Postal Service Faces Major Changes
In the works: Fewer post offices. Five-day deliveries in some areas. An OK to mail booze. And, yes, more rate hikes.
What to do with the U.S. Postal Service? It’s drowning in red ink, with a deficit that ballooned to nearly $8 billion for the fiscal year just ended last month. Operating costs are up and mail volume is in free fall in the face of electronic and other delivery options. Soon it may not be able to make payroll.
Short term, Congress will help out USPS by acknowledging that the Postal Service has overpaid its employee pension plan by $50 billion since it became a quasi-public agency in 1971. The overpayment is rooted in actuarial calculations from the early 1970s of the pension plan’s obligations through the middle of the 21st century.
The federal Office of Personnel Management this month verified the excess funds but said it couldn’t shift the money to other uses without congressional approval. Congress will give a thumbs-up, but not until early next year. Talk of any action during the lame-duck session after the Nov. 2 elections is just that -- talk.
Once freed up, the funds will be used for retirees, namely to meet USPS’ obligation to fully finance retirees’ health insurance to the tune of $5.5 billion a year -- a huge millstone, given declining revenues. The relief will give USPS much needed breathing room. But the quick fix is just a temporary lifeline.
Long term, major changes are in the works. In a year or so, Congress will give USPS the leeway to remake its business model to fit the new realities. “It needs to downsize total infrastructure by about half, since facilities can handle about 300 billion pieces of mail a year, but volume is trending down to 150 billion,” says Anthony Conway, executive director of the Alliance of Nonprofit Mailers and a former Postal Service executive.
The number of post offices will be cut from around 36,000 branches now, which is more than the total of McDonald’s, Starbucks and Walmart stores in the U.S. Expect a few thousand outlets and their federally owned land to be sold to local developers. Shuttered branches will be replaced by postal counters and kiosks in neighborhood supermarkets, pharmacies, shopping malls and other retail centers. About 270 gigantic mail handling facilities also face consolidation.
But plans to form an independent commission to decide closings won’t fly. Members of Congress grumble that they have little clout with a similar panel that decides military base closings, says Gene Del Polito, president of the Association for Postal Commerce, a trade group. So lawmakers will make sure they have a bigger role in overseeing USPS’ plans to shut facilities.
Five-day-a-week pickups and deliveries are on tap in sparsely populated areas by mid-decade or so. Big cities and surrounding suburbs will retain six-day service.

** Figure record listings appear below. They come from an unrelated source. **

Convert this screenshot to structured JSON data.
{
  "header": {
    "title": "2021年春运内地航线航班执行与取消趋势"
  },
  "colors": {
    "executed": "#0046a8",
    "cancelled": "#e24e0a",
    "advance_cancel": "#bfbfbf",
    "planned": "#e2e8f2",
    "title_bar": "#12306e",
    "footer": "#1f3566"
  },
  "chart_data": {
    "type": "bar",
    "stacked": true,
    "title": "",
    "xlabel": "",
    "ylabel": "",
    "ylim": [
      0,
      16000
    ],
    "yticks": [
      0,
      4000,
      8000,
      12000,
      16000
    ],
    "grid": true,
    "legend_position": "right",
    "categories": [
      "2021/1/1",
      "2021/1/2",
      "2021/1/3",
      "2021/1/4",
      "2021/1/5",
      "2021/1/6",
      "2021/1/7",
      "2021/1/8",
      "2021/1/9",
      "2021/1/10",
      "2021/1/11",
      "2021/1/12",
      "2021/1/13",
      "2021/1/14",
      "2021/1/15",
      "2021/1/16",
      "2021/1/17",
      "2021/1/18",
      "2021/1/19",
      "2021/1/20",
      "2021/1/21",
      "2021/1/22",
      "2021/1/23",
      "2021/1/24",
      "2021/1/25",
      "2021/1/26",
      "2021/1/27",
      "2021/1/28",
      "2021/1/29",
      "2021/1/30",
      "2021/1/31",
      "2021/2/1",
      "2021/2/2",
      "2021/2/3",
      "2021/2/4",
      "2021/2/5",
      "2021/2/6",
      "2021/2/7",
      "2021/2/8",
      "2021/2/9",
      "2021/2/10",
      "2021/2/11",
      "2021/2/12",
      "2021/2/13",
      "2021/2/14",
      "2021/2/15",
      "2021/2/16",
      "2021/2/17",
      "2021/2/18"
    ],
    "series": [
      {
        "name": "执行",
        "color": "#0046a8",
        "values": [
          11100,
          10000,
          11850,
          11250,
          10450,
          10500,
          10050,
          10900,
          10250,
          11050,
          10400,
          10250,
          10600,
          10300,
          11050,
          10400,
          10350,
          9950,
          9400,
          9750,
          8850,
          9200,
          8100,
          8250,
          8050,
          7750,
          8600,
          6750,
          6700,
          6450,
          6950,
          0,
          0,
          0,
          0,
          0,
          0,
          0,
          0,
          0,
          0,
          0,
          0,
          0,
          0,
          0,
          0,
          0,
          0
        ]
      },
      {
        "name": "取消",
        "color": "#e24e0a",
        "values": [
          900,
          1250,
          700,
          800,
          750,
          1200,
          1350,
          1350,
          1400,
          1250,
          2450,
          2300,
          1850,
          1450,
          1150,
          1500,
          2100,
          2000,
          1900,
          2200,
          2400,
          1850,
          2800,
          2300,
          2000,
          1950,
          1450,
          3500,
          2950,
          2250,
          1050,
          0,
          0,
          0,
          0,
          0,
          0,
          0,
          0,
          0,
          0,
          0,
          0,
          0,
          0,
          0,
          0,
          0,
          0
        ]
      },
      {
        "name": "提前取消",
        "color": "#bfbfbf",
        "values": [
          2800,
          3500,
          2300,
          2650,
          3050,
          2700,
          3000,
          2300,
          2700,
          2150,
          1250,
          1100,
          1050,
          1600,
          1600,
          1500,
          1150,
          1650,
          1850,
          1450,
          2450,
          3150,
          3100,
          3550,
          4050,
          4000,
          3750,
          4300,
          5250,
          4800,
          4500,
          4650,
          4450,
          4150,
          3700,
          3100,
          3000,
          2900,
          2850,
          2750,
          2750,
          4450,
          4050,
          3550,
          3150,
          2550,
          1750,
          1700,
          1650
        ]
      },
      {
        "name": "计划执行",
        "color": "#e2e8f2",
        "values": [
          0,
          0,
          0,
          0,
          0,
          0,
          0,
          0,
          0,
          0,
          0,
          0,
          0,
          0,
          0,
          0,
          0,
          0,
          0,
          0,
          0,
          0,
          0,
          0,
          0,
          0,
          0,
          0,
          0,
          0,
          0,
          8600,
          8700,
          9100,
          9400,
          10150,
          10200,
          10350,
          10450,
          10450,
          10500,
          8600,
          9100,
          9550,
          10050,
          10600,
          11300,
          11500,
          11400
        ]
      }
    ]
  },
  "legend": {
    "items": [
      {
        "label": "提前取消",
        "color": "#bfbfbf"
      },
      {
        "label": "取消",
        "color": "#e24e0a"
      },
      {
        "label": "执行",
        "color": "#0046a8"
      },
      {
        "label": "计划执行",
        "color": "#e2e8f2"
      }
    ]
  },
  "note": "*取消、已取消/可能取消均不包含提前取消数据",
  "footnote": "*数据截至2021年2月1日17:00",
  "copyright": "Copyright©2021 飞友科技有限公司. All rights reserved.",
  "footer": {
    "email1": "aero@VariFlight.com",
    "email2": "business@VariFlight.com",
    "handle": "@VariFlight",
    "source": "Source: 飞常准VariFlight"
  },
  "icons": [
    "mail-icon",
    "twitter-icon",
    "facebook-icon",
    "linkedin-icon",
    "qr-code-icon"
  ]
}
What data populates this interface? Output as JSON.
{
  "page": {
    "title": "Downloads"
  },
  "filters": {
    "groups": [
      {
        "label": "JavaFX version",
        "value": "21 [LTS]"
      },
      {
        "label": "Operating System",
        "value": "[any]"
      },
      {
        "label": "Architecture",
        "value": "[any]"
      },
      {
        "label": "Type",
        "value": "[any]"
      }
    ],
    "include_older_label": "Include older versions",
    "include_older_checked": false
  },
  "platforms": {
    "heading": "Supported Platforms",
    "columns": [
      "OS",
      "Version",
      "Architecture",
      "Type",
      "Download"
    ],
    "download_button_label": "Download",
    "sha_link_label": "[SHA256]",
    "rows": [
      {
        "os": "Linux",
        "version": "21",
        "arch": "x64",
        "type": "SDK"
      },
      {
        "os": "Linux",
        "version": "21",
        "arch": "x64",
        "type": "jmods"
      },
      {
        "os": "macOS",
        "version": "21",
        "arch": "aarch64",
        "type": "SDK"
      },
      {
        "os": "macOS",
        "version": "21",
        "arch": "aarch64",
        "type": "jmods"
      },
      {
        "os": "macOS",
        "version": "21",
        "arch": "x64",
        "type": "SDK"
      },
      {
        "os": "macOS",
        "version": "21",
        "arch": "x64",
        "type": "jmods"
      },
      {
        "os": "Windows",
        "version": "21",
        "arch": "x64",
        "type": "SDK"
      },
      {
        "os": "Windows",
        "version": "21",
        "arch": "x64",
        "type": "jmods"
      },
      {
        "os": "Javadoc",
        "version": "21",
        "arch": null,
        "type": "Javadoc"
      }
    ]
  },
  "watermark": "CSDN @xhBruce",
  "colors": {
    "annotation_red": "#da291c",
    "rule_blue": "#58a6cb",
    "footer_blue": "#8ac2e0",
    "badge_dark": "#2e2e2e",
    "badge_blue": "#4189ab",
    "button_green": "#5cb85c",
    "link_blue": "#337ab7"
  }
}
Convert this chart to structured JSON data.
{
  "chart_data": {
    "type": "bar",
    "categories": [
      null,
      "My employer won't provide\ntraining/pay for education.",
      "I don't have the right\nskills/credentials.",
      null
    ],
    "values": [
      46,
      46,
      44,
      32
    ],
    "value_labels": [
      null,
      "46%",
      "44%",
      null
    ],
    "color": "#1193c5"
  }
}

Negotiations with postal unions will shave overall costs, too. Trimming salaries and benefits and increasing the use of part-time workers could allow the Postal Service to cut annual operating costs by about $500 million. Other modifications: Mailing wine, beer and spirits after Congress lifts the current ban on doing so. Plus allowing businesses to advertise and place vending machines in post offices.
Still, additional rate hikes are certain in coming years, further pushing mailers into the arms of competitors and contributing to the downward spiral in mail volume. Though mailers dodged a January 2011 hike of 5% to 6%, a substantial rate increase is likely late next year.